Monday, July 25, 2005

Because I don't have nearly enough debt in my life...

I'm beginning to consider attempting to buy a house. I say attempt because I really don't see any way I'll succeed; my credit is so horrendous the Book of the Month Club put a restraining order on me to stop me from contacting them. I'm currently making payments on an imaginary house, aka a student loan, but I thought it would be fun to make payments on a house I could actually live in. It won't be anywhere near as nice as my imaginary one, which is big and purple and self-cleaning and smells like cotton candy, but we gotta take what we can get, right?

Currently we rent from a psychotic redneck who lets vagrants sleep in the space downstairs and comes up on our deck to jump up and down and scream and threaten to evict us when a couple of rocks get moved in the yard. I swear I'm not making that up. So a new domicile is very much desired.
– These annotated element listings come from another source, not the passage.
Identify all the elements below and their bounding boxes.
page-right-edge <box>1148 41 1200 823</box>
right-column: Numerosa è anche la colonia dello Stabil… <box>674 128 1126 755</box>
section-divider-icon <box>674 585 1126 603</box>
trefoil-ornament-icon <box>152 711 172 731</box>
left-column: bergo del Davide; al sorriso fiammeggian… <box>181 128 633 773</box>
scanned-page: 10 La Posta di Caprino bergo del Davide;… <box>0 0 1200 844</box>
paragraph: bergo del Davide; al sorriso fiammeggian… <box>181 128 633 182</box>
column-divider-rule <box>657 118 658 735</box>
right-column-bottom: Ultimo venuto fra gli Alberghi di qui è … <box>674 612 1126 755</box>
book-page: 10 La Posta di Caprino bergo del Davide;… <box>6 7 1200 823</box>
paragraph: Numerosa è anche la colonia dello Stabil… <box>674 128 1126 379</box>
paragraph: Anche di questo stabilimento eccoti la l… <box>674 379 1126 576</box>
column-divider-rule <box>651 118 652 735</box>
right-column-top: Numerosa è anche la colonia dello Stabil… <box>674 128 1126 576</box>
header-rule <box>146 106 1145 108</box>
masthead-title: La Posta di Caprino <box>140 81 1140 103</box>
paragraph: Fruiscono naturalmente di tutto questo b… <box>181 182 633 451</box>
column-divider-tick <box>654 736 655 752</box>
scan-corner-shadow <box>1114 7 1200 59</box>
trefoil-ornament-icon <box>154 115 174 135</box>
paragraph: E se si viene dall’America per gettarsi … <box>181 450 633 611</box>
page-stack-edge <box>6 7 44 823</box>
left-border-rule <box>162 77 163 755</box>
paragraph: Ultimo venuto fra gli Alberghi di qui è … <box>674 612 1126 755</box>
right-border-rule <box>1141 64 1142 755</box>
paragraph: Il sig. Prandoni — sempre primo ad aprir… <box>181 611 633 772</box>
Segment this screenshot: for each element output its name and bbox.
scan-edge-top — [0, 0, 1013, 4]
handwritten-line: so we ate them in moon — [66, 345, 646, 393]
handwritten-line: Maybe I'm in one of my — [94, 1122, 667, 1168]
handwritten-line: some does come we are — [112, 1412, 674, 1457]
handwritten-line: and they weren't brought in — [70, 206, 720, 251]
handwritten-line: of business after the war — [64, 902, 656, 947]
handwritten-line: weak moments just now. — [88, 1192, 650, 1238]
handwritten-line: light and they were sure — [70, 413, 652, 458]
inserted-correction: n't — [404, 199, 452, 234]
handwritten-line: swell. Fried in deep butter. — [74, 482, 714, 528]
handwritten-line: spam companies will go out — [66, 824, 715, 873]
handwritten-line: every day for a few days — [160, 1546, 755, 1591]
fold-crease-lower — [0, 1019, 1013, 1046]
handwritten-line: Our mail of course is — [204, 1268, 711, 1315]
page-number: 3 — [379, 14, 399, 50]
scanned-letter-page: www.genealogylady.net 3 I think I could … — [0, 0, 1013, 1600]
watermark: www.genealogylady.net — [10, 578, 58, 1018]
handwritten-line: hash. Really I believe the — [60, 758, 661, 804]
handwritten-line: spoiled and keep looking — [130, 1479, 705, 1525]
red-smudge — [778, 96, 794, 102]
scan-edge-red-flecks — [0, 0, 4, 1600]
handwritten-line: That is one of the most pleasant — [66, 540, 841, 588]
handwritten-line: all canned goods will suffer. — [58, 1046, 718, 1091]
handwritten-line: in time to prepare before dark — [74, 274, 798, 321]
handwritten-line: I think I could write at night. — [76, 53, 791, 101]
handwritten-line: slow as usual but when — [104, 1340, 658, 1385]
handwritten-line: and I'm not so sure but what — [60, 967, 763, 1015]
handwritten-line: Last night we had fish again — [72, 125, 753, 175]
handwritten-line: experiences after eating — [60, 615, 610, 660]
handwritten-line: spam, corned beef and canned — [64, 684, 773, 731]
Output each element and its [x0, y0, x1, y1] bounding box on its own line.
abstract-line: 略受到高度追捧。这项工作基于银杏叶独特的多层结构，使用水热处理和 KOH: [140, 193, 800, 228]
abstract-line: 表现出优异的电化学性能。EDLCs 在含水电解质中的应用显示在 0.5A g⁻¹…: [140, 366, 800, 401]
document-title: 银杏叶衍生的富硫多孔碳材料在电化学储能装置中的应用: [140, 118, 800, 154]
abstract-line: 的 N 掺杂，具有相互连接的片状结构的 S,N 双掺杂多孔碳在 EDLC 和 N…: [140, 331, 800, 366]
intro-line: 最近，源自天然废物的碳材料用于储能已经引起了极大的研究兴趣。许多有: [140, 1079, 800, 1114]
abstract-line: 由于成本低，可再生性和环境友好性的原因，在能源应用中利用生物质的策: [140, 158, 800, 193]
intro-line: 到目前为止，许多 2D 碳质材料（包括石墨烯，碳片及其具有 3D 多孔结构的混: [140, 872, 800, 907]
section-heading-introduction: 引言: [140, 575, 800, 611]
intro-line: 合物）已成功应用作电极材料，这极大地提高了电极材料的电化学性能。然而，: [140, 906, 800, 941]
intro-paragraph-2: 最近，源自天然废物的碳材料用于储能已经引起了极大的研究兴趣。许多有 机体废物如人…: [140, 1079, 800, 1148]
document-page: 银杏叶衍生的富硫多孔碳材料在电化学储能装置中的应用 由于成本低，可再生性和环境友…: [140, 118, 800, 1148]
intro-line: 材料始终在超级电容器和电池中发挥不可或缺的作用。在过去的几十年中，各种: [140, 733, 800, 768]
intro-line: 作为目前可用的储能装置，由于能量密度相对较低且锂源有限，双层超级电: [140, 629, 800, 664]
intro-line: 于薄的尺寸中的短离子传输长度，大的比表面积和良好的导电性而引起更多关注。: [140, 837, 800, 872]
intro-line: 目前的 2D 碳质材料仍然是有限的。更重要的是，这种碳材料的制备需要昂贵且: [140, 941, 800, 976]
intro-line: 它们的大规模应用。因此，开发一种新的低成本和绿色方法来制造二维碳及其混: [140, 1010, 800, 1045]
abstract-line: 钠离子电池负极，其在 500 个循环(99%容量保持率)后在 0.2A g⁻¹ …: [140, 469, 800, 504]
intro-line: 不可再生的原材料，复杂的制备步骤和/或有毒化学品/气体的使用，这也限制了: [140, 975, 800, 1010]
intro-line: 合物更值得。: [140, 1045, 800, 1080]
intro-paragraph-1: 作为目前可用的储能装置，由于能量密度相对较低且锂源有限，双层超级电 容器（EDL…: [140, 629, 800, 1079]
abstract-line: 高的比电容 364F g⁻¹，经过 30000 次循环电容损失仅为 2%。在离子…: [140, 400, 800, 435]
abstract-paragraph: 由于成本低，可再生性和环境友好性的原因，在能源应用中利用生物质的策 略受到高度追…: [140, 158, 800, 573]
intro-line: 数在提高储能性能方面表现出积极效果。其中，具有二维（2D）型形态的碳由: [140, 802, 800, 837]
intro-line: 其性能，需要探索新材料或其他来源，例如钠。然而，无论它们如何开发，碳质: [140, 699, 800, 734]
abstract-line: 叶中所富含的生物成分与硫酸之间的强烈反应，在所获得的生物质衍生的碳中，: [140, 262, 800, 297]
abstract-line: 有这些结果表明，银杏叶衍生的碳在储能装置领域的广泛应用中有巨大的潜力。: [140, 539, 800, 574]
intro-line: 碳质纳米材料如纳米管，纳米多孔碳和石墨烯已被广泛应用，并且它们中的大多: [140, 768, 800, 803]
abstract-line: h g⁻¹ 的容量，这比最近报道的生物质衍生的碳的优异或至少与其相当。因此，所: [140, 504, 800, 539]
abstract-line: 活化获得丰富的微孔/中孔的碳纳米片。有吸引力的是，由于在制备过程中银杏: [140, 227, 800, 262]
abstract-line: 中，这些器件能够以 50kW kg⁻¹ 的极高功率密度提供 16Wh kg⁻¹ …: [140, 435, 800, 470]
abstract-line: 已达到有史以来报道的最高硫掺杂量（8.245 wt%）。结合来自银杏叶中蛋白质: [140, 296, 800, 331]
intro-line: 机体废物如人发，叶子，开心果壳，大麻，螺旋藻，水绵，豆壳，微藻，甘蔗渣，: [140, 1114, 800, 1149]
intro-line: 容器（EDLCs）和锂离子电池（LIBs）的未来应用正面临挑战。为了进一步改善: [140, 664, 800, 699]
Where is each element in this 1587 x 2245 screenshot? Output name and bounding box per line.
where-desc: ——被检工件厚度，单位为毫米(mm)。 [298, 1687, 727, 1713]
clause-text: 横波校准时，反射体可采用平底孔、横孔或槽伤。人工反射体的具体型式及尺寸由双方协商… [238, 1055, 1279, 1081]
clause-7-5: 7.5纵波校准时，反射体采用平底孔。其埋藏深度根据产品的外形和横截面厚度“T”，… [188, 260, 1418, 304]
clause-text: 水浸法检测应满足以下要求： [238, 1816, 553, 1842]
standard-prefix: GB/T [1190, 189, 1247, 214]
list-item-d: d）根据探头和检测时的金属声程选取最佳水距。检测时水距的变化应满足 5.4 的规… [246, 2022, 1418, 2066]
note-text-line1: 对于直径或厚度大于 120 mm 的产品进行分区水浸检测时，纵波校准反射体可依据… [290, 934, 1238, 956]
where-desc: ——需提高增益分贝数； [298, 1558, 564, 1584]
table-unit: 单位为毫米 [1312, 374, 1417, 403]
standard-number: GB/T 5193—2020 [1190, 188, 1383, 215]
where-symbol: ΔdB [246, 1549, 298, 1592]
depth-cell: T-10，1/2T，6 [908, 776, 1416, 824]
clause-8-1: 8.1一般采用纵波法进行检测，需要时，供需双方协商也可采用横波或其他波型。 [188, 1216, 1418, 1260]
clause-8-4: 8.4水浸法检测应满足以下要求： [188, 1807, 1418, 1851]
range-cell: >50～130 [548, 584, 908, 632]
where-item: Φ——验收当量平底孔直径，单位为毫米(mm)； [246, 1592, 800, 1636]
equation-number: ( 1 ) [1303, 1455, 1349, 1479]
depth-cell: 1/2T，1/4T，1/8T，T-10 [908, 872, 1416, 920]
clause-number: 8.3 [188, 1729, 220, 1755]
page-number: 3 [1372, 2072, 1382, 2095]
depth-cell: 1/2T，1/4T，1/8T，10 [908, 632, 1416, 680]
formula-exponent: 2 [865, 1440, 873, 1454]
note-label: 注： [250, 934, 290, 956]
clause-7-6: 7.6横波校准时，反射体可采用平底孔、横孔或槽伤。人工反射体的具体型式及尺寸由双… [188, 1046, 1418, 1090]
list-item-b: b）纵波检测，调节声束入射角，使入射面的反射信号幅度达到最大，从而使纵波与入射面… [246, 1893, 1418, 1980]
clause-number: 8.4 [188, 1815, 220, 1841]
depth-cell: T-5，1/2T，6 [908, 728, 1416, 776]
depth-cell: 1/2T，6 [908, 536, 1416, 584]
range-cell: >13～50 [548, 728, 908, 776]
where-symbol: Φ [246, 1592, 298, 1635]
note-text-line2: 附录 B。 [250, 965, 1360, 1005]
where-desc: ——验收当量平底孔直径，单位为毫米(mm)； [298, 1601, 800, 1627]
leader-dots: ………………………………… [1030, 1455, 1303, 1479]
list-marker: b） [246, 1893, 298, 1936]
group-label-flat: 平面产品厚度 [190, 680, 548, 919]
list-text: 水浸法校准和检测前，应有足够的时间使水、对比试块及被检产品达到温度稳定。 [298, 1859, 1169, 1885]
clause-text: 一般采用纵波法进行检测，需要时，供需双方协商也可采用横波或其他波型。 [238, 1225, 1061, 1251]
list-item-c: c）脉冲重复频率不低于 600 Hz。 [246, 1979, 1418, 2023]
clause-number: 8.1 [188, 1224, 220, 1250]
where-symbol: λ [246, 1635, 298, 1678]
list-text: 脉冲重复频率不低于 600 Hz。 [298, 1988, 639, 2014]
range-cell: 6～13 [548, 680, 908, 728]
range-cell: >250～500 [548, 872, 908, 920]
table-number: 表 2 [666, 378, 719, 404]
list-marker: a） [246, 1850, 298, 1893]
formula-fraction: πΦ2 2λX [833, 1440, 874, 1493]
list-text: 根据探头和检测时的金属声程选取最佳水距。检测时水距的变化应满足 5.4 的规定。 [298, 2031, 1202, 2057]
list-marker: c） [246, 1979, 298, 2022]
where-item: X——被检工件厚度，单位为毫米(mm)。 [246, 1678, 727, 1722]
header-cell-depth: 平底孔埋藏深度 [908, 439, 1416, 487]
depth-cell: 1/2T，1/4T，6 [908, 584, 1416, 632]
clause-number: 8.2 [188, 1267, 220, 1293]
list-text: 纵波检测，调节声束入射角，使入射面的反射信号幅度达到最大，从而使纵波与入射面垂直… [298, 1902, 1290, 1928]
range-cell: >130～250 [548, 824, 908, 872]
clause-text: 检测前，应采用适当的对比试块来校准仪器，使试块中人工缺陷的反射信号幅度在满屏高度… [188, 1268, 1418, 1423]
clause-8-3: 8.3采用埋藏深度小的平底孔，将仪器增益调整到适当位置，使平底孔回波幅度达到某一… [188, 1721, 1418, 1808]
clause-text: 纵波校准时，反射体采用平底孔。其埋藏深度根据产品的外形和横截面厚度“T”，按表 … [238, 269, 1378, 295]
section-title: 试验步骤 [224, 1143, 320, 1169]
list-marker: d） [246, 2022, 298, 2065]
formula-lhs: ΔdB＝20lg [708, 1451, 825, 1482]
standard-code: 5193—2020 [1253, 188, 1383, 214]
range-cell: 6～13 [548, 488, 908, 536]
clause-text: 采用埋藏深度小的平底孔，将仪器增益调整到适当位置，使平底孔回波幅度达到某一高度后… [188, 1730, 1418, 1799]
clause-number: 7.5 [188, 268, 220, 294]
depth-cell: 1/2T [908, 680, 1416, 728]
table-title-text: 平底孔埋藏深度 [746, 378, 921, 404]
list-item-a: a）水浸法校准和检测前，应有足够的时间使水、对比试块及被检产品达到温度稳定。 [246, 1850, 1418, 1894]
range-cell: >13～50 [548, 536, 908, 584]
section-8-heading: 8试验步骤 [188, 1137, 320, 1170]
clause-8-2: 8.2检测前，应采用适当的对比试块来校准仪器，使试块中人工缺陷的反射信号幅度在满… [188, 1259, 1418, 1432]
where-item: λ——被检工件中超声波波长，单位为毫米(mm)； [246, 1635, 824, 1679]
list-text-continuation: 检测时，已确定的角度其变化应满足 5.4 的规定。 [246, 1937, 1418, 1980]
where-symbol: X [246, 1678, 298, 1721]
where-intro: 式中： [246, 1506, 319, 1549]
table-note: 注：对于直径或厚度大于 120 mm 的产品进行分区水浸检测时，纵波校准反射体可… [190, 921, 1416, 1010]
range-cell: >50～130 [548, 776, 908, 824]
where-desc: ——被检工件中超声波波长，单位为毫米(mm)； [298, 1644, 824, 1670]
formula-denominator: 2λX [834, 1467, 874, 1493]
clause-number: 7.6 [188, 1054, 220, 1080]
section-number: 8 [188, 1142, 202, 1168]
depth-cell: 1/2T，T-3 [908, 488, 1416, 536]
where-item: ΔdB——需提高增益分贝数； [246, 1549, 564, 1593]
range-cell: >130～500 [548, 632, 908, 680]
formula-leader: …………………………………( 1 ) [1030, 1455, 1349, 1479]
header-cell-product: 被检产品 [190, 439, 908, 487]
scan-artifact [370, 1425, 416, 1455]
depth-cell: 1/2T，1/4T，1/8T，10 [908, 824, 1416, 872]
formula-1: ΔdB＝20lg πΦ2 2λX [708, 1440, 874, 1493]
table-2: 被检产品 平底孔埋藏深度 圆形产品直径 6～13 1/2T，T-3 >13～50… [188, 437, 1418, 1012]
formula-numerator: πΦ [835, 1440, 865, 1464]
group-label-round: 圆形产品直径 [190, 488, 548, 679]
I've never tried to buy a house before. Heck, I've never even had a car loan; every piece of crap car I've ever owned was a cash purchase. So I'm not sure what's involved. I think we go talk to someone named Connie at a place called The Mortgage Company Most Holy, and we make the proper sacrifices and display the proper humility, and then Connie (who is but a Neophyte) will go and bow unto the High Priestess Joan on our behalf, and if Joan deems we are Worthy she will grant us a set amount of Lucre (0% down, hopefully, with a fixed interest rate and cash back at closing) with which to purchase a Place of Residence. If we are deemed Not Worthy I'm not sure what happens. We don't get a house, obviously, and I think there's a flaying in there somewhere, too.

I would like a nice little farmhouse out in the country. I don't want an actual farm, because farms usually have livestock and I've seen livestock before, they stink. The only animals I want on the place are a dog, a cat, and some chickens. For eggs, you know. Protein and whatnot. My husband wants geese and guinea fowl, because they make much better watchdogs than, well, than dogs. Plus there's all the potential hilarity when we see a burglar in panicked flight across the yard with a honking gander in hot pursuit. That's comedy gold, that is. I want a little vegetable garden, and I may try to grow some flowers, but my usual technique with flowers results in "death" rather than "beauty" so I may grow a rock garden instead.

Right now I'd say I have about a 90/10 chance against getting any kind of home loan. Still, I know people who've declared bankruptcy multiple times and they manage to get financing for cars, houses, you name it. I pay my rent on time every month; I'd much rather apply that money to MY house, instead of psycho redneck landlord's house. Worth a try, I suppose. Wish me luck.